Scarlett O’Hara from “Gone With The Wind” by Margaret Mitchell
The protagonist of Gone with the Wind, Scarlett is a dark-haired, green-eyed Georgia belle who struggles through the hardships of the Civil War and Reconstruction. Scarlett exhibits more of her father’s hard-headedness than her mother’s refined Southern manners. Although initially she tries to behave prettily, her instincts rise up against social restrictions.
Determination defines Scarlett and drives her to achieve everything she desires by any means necessary. This determination first manifests itself in her narcissistic and sometimes backstabbing efforts to excite the admiration of every young man in the neighborhood. Later, under threat of starvation and even death, she is determined to survive and does so by picking cotton, running her entire plantation, forging a successful business, and even killing a man.
Toru from “Norwegian Wood” by Haruki Murakami
Toru is a university student in Tokyo in the late 1960s. He’s smart but apathetic, drifting through life and having meaningless sex. He was closest with his high school best friend Kizuki and his longtime girlfriend Naoko, and Kizuki’s suicide comes as a blow. Things get complicated when his developing feelings for Naoko coincides with her own mental breakdown.
Ashima from “The Namesake” by Jhumpa Lahiri
Ashima from “The Namesake” by Jhumpa Lahiri: The most comfortable we are in is our homes, with our people.

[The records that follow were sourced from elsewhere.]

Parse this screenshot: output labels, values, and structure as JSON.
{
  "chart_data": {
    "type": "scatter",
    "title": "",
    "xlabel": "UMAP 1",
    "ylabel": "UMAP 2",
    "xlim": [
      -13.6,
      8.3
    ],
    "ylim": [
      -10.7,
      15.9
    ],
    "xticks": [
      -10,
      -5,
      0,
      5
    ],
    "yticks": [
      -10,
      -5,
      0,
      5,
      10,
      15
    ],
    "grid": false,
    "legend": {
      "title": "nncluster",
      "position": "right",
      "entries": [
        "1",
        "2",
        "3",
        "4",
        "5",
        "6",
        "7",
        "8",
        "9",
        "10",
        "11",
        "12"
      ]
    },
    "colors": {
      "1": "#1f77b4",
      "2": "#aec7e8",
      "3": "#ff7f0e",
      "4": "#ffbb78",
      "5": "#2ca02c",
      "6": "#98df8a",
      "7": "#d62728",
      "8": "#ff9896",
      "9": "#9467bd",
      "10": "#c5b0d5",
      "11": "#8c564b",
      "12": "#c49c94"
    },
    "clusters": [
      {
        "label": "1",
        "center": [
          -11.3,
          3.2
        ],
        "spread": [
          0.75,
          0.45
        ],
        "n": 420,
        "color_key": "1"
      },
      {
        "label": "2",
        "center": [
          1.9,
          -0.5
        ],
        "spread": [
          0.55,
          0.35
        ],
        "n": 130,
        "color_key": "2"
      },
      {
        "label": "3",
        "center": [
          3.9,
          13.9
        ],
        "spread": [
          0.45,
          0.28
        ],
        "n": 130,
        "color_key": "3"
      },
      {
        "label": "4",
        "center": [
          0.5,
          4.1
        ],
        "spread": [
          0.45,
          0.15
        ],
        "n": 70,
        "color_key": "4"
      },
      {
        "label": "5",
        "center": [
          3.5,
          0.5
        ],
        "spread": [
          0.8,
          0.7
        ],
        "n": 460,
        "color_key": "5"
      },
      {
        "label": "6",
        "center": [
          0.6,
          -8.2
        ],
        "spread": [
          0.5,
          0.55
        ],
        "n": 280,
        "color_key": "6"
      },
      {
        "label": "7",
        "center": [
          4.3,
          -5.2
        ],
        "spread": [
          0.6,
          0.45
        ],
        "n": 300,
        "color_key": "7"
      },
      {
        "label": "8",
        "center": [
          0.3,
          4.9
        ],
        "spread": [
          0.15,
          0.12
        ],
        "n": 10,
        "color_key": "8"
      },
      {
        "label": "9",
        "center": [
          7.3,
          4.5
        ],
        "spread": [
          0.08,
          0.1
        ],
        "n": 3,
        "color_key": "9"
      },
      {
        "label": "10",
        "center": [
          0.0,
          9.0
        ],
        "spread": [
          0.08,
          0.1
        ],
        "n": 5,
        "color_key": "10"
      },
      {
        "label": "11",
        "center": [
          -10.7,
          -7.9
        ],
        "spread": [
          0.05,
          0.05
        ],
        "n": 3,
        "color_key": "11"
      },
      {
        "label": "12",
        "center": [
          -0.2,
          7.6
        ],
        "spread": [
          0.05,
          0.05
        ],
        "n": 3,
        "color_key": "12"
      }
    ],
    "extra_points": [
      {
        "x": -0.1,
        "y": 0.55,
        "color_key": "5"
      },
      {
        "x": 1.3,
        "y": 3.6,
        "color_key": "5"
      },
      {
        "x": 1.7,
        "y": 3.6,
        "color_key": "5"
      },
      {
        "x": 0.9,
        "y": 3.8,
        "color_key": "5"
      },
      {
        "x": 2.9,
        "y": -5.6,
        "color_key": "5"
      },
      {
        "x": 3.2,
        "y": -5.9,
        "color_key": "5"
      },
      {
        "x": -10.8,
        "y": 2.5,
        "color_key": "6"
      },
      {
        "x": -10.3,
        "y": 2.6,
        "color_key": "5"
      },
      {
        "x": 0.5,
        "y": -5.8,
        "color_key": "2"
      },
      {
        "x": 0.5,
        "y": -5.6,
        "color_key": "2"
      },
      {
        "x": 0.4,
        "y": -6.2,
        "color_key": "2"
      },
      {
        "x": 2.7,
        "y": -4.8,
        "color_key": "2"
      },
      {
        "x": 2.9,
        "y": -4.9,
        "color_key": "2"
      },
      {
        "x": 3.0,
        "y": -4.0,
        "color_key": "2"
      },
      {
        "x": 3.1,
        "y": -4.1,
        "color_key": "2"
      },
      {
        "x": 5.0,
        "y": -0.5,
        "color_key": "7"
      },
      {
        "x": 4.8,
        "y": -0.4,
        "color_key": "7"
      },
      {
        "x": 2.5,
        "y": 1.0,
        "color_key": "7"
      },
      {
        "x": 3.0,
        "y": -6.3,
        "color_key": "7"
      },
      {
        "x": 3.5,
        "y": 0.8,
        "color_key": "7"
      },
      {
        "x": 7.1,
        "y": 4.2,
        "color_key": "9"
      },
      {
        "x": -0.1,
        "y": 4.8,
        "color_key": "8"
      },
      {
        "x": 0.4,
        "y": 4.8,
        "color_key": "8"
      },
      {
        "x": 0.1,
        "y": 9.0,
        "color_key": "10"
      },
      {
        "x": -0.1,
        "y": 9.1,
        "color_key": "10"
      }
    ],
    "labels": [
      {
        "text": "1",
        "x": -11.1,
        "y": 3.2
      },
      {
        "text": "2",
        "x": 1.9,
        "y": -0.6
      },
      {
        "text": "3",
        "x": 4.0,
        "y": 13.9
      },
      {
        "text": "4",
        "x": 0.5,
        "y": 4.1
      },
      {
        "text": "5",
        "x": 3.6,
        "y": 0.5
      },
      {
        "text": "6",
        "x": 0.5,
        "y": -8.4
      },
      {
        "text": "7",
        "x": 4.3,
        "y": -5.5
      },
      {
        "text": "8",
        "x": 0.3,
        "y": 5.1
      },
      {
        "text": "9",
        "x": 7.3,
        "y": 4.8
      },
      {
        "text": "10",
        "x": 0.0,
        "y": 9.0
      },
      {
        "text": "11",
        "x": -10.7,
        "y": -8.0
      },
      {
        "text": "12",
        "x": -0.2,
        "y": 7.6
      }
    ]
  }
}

However, often, we have to step out of our comfortable surroundings and face the brazen world. So, when Ashima finds herself in a new land, she struggles with the politics of name and identity. She holds onto the sweet memories of past, clinging to it to face the reality.
Franny from “Franny and Zooey” by J.D. Salinger
Franny is having a nervous breakdown. She feels a sudden disgust for everyone at college: students, teachers, friends. Franny tries to figure out how to cope and how to act in a world of phonies.
Stephen Dedalus from “A Portrait of the Artist as Young Man” by James Joyce
Although the novel follows Stephen Dedalus’ life since he was born, his college years are very formative for his life as an artist. While at University College Dublin, he becomes increasingly angry toward school and politics. His parents are pushing him toward the church, and when Stephen tries to explain his alienation from the church to his friends, they don’t understand.
F. Scott Fitzgerald from “The Crack Up” by F. Scott Fitzgerald
F. Scott Fitzgerald from “The Crack Up” by F. Scott Fitzgerald: There comes a point in life, when nothing makes sense, the walls you constructed to keep you secured from harm, comes down falling on you. F. Scott Fitzgerald finds himself in a similar position. In his essay “The Crack Up”, he pens down his feelings as a broken man, accepting the truth he could no longer run away from.
Bridget Jones from “Bridget Jones’s Diary” by Helen Fielding
Bridget Jones from “Bridget Jones’s Diary” by Helen Fielding: If you believe that, ‘It is a truth universally acknowledged that when one part of your life starts going okay, another falls spectacularly to pieces’, Bridget is the girl you can relate to. She’s every woman trying to manage a career, a love life, her health and failings from time to time.
Madeleine from “The Marriage Plot” by Jeffrey Eugenides
This book starts on commencement weekend at Brown and follows Madeleine, whose senior thesis on the marriage plot in Victorian novels has started to mirror her life. Madeleine’s best friend Mitchell is in love with her, but she’s in love her brooding, unstable boyfriend Leonard, and she has to figure out what to do with the rest of her life.
Amory Blaine from “This Side of Paradise” by F. Scott Fitzgerald
Amory Blaine is a privileged Princeton student with a talent for writing. But after he graduates, he goes through a succession of empty relationships and becomes disillusioned. You may find that Amory’s Lost Generation problems aren’t such a far cry from your life in college.